Wednesday, 26 January 2011
Washington State Convention Center
The current resolution of soil moisture (s) estimates provided by satellite-borne passive microwave sensors is still too low (25-50 km) to allow their direct use in land surface models simulating water and energy fluxes. Downscaling (or disaggregation) strategies are often required to characterize the sub-grid s variability.

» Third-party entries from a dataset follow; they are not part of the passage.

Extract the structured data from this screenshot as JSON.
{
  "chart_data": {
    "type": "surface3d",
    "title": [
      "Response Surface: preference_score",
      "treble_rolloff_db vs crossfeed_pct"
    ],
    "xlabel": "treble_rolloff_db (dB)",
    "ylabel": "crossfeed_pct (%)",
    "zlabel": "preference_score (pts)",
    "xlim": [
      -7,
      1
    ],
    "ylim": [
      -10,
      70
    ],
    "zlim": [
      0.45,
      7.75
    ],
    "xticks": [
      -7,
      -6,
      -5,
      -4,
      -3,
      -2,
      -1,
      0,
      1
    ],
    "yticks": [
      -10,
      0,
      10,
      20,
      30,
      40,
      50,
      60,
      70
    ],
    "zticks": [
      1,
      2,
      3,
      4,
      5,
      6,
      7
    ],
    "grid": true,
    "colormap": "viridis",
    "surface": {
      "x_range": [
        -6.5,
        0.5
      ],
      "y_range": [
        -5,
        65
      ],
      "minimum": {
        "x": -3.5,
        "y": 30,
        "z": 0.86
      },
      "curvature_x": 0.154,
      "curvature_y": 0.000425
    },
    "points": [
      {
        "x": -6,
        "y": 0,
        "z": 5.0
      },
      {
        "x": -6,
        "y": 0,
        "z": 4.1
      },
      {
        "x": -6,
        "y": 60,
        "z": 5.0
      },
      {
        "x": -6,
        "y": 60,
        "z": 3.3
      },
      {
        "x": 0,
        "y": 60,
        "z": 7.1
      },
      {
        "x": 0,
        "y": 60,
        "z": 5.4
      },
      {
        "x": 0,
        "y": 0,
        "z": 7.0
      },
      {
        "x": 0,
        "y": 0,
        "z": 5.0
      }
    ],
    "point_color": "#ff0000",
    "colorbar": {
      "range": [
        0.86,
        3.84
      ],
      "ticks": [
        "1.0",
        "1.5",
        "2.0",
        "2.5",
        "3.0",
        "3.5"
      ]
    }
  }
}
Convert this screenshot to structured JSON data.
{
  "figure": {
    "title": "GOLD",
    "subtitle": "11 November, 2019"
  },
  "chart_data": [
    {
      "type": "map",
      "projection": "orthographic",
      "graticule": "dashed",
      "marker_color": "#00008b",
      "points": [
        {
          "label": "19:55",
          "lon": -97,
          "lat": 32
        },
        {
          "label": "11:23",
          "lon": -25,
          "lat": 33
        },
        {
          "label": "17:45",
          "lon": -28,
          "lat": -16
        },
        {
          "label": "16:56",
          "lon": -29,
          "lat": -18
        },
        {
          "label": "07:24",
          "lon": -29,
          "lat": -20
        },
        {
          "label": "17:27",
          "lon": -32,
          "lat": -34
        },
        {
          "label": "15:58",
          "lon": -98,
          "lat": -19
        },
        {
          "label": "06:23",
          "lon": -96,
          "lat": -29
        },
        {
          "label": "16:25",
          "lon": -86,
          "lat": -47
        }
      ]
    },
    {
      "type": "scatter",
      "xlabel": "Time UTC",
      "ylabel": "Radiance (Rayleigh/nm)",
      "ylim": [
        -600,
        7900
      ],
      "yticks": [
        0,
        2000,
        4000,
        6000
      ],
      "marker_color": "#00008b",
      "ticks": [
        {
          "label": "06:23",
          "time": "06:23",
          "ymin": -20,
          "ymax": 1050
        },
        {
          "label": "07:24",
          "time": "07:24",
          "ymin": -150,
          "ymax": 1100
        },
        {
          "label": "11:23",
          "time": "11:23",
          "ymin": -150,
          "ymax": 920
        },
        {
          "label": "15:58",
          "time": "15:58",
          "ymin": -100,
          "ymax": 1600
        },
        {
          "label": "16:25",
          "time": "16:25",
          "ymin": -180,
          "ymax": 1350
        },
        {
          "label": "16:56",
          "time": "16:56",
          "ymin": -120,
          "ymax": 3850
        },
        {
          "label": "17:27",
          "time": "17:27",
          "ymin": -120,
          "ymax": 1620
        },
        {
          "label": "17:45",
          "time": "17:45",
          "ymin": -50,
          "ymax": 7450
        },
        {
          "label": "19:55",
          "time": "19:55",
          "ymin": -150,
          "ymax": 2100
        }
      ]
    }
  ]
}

In a recent study, we successfully calibrated a downscaling model based on the multifractal theory using 800 m aircraft-based s estimates collected in the southern Great Plains experiment (SGP97) in 1997. The model is based on a log-Poisson generator depending on two parameters and simulates the small-scale (800 m) s probability distribution, starting from the mean soil moisture value in coarse domains of 25.6 km (approximately a satellite footprint), and ancillary predictors accounting for soil texture, land cover and topography. In this work, we present the applicability of this disaggregation scheme to other s datasets collected in different environmental settings and climatic regions. These include: (i) SGP99 data collected in the same area of SGP97 during drier conditions, (ii) Soil Moisture Experiment in 2002 (SMEX02) collected in an area with moderate to heavy water content in Iowa, and (iii) SMEX04, conducted in arid regions in Arizona and Sonora (Mexico). We first calibrate the model at each site as a function of local ancillary factors, and then we explore the possibility to estimate a global calibration relation able to characterize, with minimal computational demand, the sub-grid s variability within satellite estimates in different regions, for use in land-surface models and data assimilation systems.